Mass Covid Swab Ahead of School Openings

View of a first grade classroom in Tzefas, the day before school starts, Tuesday. (David Cohen/Flash90)

Israel is conducting a nationwide COVID testing of schoolchildren under age 12, the day before school is scheduled to start on Wednesday.

In a last-minute push to prepare for in-classroom studies as the Delta variant surges, parents have been asked to test their kids at home. Kits were picked up from school are equipped with a module that shows results.

Children who are deemed COVID-free, must arrive for class with their declaration, while those who test positive are to enter quarantine right away.

Children with positive test results are supposed to register for a lab-processed PCR test to confirm the diagnosis. PCR tests are deemed more accurate, and in some very rare cases a home test kit may throw out a false positive.

“This program has great potential to reduce the extent of infection arriving in classrooms,” Prof. Miri Yemini, an expert in health and the education system, told The Times of Israel. “The idea is to identify undercover or asymptomatic COVID by getting all children of all ages tested, and getting parents to sign a document saying that the result was negative.”
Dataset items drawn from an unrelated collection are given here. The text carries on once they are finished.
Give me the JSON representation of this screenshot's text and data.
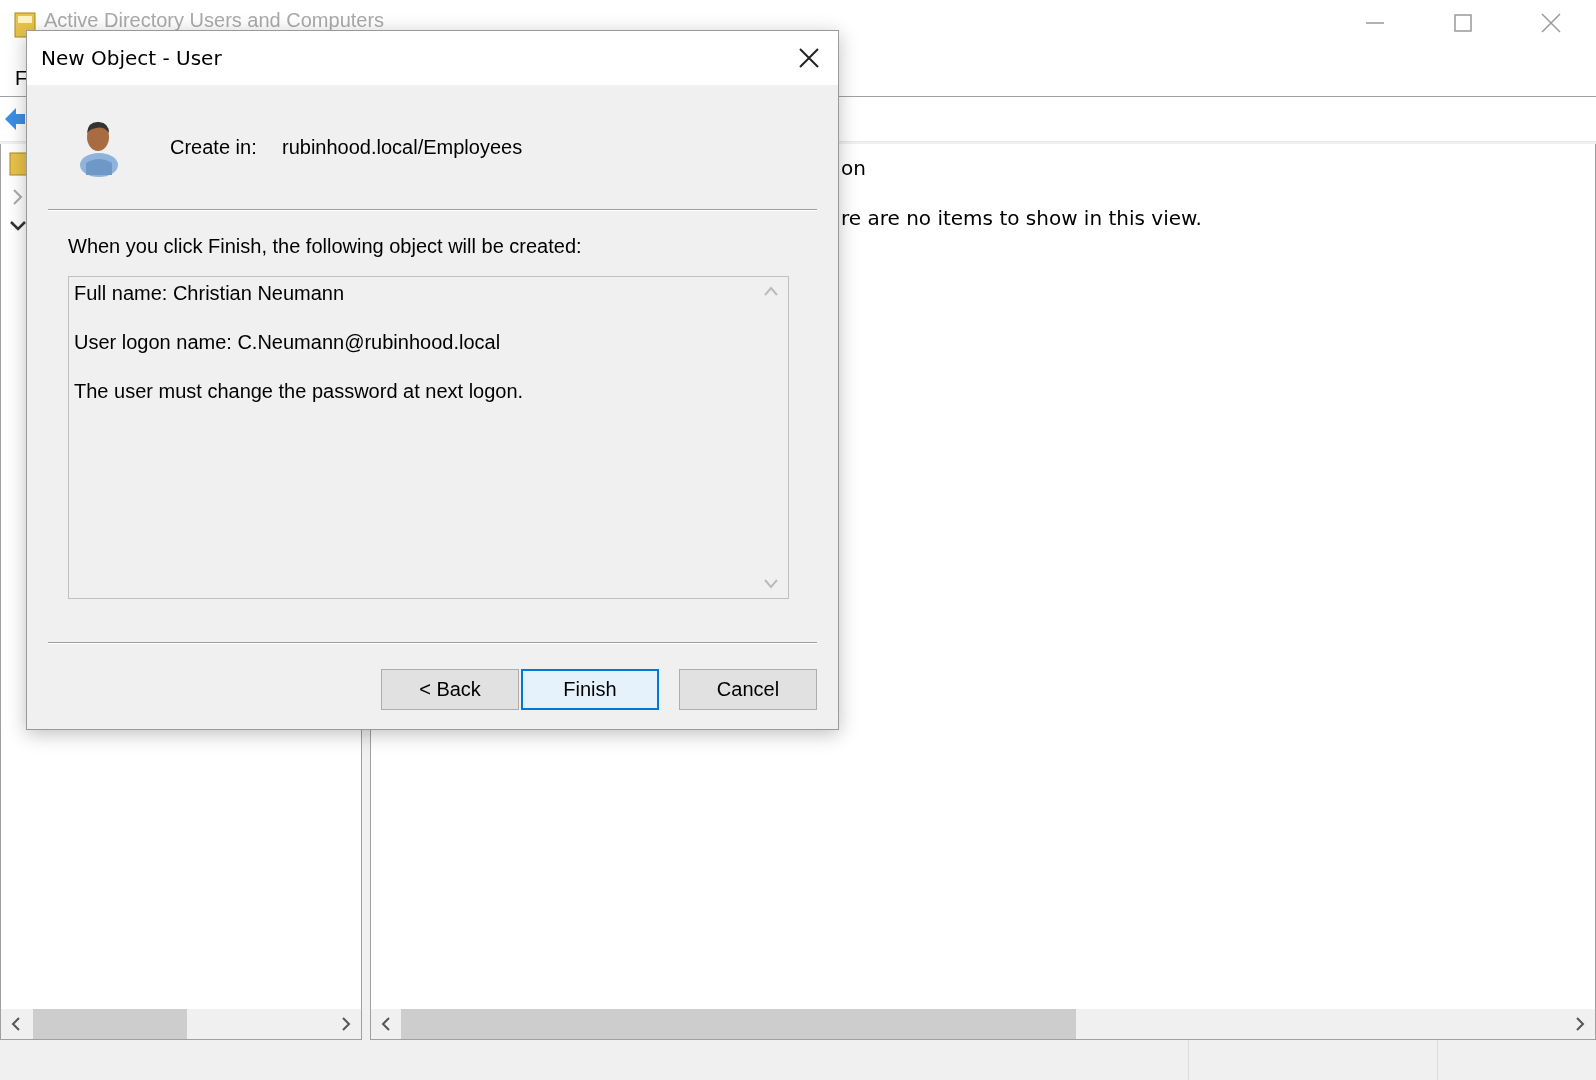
{
  "window": {
    "title": "Active Directory Users and Computers",
    "menu": [
      "F"
    ]
  },
  "details_pane": {
    "lines": [
      "on",
      "re are no items to show in this view."
    ]
  },
  "dialog": {
    "title": "New Object - User",
    "create_in_label": "Create in:",
    "create_in_path": "rubinhood.local/Employees",
    "intro": "When you click Finish, the following object will be created:",
    "summary": [
      "Full name: Christian Neumann",
      "User logon name: C.Neumann@rubinhood.local",
      "The user must change the password at next logon."
    ],
    "buttons": [
      {
        "label": "< Back",
        "default": false
      },
      {
        "label": "Finish",
        "default": true
      },
      {
        "label": "Cancel",
        "default": false
      }
    ]
  }
}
“The concept relies on social obligation and solidarity, not law, and in a sense the success of the new year will be determined based on whether parents comply and perform home tests,” Yemini added.

The testing is part of an overall plan which includes masks and social distancing to reopen the schools as safely as possible, though officials foresee an uptick of infections after classes begin.

Coronavirus commissioner Salman Zarka told ToI earlier this month: “I can promise you that we will have more cases when school opens. When people gather again and again, this is how the virus passes from one to another.”

Teachers are now required to have Green Passes, which means they must be vaccinated or have recovered from the virus; or they can produce a negative result from a test performed in the last 72 hours, at their expense.

Teachers unions have strenuously objected to this, threatening legal action unless it is applied to all public sector employees equally.